After the Westgate shopping mall attack in Kenya in 2013, I can barely go to the grocery store without wondering if this is when I die, while buying apples and Corn Flakes. After a suicide bomb in downtown Djibouti in last year, I can’t eat at the gelato shop without the flashing question, Is this where I die?, with a pink plastic spoon of coffee-flavored gelato in my mouth.

Jesus’ command, “Do not be afraid,” is one of the hardest for me to obey. I find great comfort in Psalm 56:3, “When I am afraid, I will put my trust in you.” David didn’t say, “I put my trust in you and never felt afraid again.” He didn’t say, “I never feel afraid because my trust in you is so perfect.” He didn’t deny his fear or ignore it. He faced it, called it fear, and turned back to trust in God.

I fear a lot of things. Malaria. Loneliness. Physical pain. I can’t sleep the nights my kids are flying between Djibouti and Kenya for school. Easter Sunday after the Garissa attacks I noticed that our church hadn’t placed any armed guards outside like they often do on holidays. During the service, my body was tense and my eyes constantly flicked to the doorway.

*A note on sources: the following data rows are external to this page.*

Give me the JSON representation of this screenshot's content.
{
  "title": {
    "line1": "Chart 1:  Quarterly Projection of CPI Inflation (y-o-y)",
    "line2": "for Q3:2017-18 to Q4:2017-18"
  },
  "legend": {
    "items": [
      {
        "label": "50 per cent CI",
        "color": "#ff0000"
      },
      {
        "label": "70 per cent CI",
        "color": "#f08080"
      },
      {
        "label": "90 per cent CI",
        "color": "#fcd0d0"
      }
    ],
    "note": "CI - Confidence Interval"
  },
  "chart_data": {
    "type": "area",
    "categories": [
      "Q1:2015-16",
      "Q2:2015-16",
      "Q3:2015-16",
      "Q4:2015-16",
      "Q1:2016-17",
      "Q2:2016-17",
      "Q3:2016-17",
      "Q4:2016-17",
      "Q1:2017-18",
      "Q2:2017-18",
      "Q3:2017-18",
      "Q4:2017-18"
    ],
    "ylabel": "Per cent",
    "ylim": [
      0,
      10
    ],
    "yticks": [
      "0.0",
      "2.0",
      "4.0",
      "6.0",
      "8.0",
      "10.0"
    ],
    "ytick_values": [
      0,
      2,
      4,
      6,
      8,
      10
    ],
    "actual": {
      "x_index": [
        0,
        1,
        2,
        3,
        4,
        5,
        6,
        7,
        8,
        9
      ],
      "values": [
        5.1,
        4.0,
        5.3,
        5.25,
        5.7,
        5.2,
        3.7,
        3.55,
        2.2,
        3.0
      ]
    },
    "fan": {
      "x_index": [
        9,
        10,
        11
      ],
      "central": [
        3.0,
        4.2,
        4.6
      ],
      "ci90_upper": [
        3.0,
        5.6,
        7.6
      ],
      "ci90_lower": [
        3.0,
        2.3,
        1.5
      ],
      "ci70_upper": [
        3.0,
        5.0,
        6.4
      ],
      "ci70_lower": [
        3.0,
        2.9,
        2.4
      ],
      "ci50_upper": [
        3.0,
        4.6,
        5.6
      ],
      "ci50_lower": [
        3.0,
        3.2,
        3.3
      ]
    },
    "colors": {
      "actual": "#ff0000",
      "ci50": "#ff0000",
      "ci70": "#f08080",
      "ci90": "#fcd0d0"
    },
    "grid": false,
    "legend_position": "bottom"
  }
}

If forced to choose between “brave” and “coward” to describe myself, I have to say coward. I am the woman cowering behind Jesus, clinging to the edges of his robes, trembling. I’m the one saying, “I want to be with you. I want to go with you. But are you sure you want to go there? You really want to do that?

Still, I love this brave Jesus that I’m following. I love the sharp rebuke to the leaders who wanted to stone an adulterous woman, the serenity that slept through the storm, the face set resolutely toward Jerusalem, the desperate and submissive plea in Gethsemane. I love the hope of resurrection.

I would rather go with this Jesus into my fear than be left behind, safe and on my own. And right there, I see all the motivation I need to cling to him: Safe is an illusion, and my lust for it can do nothing to guarantee it. When the disease comes, when the plane crashes, when bombs burst, when loved ones grow old, right there in the middle of brokenness, fear, and the utter destruction of any illusion of safety, I need Jesus. This need doesn’t cancel out my fears. It teaches me trust. And the way God teaches me trust comes in unexpected ways.

Days after the Garissa attack, the cashier at the grocery story asked about my kids in school in Kenya, worried after watching the news. She is a Djiboutian Muslim with family from Somalia. Her thoughtfulness almost made me cry. My kids were safe, they weren’t anywhere near Garissa, but the fear was real, the what-ifs hovering.

When I concentrate on what I’m afraid of, it inhibits my relationship and impedes worship. But her concern at that moment counteracted the weight of my fear. Her words were a gift from God, helping me take my eyes off my fear and instead focus on this friendship. It may not take away my fear, but it helps me to pray more fervently with David, “When I am afraid, I will put my trust in you.”